La petite monnaie

 


Si l’intelligence humaine est faite d’oublis, je dois sûrement faire partie des imbéciles, raisonnait Émilie. Elle réfléchissait à sa psychè sur le chemin escarpé qui surplombait Arolla, lorsqu’elle aperçut le Patou lui barrer la route. Elle s’arrêta net. Son rythme cardiaque accéléra. Le chien, robe blanche et yeux en amandes, était seul. Il lui faisait face à une dizaine de mètres. Sa gueule était fermée, mais elle remarqua le gros collier de fer qui entourait son cou. Un collier anti-loup. Émilie attendit quelques instants pour voir si un promeneur venait sur le chemin, mais personne ne se présenta. Le chien n’aboyait pas ce qui paradoxalement augmentait son anxiété mais il la fixait du regard. Elle était comme médusée. Les bruits du village n’arrivaient plus à ses oreilles. Toute son attention se focalisait sur l’énorme bête. Elle savait que la meilleure attitude à adopter face à ces gardiens de troupeaux était de garder son calme puis contourner les bêtes que le chien protégeait. Surtout éviter les caresses et les jeux. Le Patou était censé aboyer à quelques mètres de l’intrus pour le faire reculer, l’invitant, comme un videur de boîte de nuit, à dégager. C’était là son travail. Tout ce savoir théorique montrait ses limites et Émilie commençait à tergiverser :  que fait ce chien de troupeau sur ce sentier pédestre ? Il doit venir de l’alpage qui surplombe cette forêt… Non, sur ce chemin fréquenté par les promeneurs, il doit s’agir d’un animal de compagnie…mais ce collier ?  Que faire ? Je ne vais tout de même pas contourner ce chien puisqu’il n’y a pas de troupeau ! J’aurais l’air ridicule… Elle n’osait ni avancer ni reculer.

 

Quelques heures plus tôt, sur un sentier d’arolles qu’un Cassenoix avait autrefois semé, Émilie sautillait d’une racine de conifères à l’autre.

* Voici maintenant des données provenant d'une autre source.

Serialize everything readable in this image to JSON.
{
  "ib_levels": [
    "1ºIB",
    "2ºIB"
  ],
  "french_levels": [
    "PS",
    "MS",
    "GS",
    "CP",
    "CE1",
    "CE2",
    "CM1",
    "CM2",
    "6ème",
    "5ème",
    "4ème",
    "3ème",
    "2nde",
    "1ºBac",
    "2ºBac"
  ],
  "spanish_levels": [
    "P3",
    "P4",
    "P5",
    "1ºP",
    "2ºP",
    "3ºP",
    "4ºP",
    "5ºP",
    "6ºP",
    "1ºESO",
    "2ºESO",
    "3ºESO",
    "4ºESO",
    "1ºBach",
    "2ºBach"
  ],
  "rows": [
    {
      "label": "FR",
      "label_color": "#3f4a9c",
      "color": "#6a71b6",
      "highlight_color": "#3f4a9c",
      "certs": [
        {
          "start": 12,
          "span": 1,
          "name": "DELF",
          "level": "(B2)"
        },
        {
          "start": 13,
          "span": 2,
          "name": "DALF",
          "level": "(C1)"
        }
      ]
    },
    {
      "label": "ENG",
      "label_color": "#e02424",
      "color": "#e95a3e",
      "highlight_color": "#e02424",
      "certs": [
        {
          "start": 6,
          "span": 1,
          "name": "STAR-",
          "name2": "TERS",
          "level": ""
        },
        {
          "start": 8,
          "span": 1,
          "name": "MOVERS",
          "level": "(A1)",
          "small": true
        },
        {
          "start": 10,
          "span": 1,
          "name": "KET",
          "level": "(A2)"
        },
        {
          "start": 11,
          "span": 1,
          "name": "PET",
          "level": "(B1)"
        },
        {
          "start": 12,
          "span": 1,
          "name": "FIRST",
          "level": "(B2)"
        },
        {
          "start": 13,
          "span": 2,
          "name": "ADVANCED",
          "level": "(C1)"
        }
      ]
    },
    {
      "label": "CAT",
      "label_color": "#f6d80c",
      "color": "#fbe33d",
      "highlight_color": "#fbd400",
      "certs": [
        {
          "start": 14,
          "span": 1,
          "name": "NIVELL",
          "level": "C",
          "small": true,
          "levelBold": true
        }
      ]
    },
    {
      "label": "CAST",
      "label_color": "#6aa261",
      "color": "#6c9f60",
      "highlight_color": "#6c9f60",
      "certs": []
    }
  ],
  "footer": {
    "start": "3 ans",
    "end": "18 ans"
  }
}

Des papillons noirs ou bleus virevoltaient à ses côtés et des sauterelles chantaient dans les prés fleuris gorgés de soleil. Plus bas dans la vallée, le « pin-pon » d’un car postal se fit entendre. Quelques cloches de vaches sonnaient sans qu’elle puisse localiser les bêtes. Dans son dos, impassible, trônait le mont Collon. L’effort physique au grand air et le grondement des torrents étaient ses antidépresseurs. Quelle joie de traverser à pied ces petits ruisseaux et d’enjamber les plus gros sur des ponts de bois ! Elle éprouvait le plaisir simple et immémorial du franchissement, celui d’aller voir ce qui se trouvait de l’autre côté d’une montagne ou d’une mer. Au-dessus du Lac bleu, vers 2000 mètres d’altitude, les arbres laissaient la place à un univers minéral plus inquiétant. Une brise se leva et quelques nuages vinrent masquer le soleil. En quelques instants, la montagne s’était transformée. Elle rappelait aux promeneurs qui ici faisait ou défaisait la loi. Arrivée non sans peine à la cabane des Aiguilles rouges après plus de 2 heures d’efforts 700 mètres de dénivelé depuis le Lac bleu elle eut un bref dialogue avec le gardien de la cabane. C’était un homme d’une soixantaine d’années, aux cheveux ébouriffés et à la gueule ridée et bronzée, mais un peu tordue, qui ressemblait au grand écrivain du Michigan, Jim Harrison. Elle commanda une soupe aux légumes et un morceau de caaaaake au citron, comme prononçait le gardien. Lorsqu’elle paya avec toute sa petite monnaie, celui-ci lui lança dans un sourire :  c’est merveilleux, vous serez plus légère à la descente !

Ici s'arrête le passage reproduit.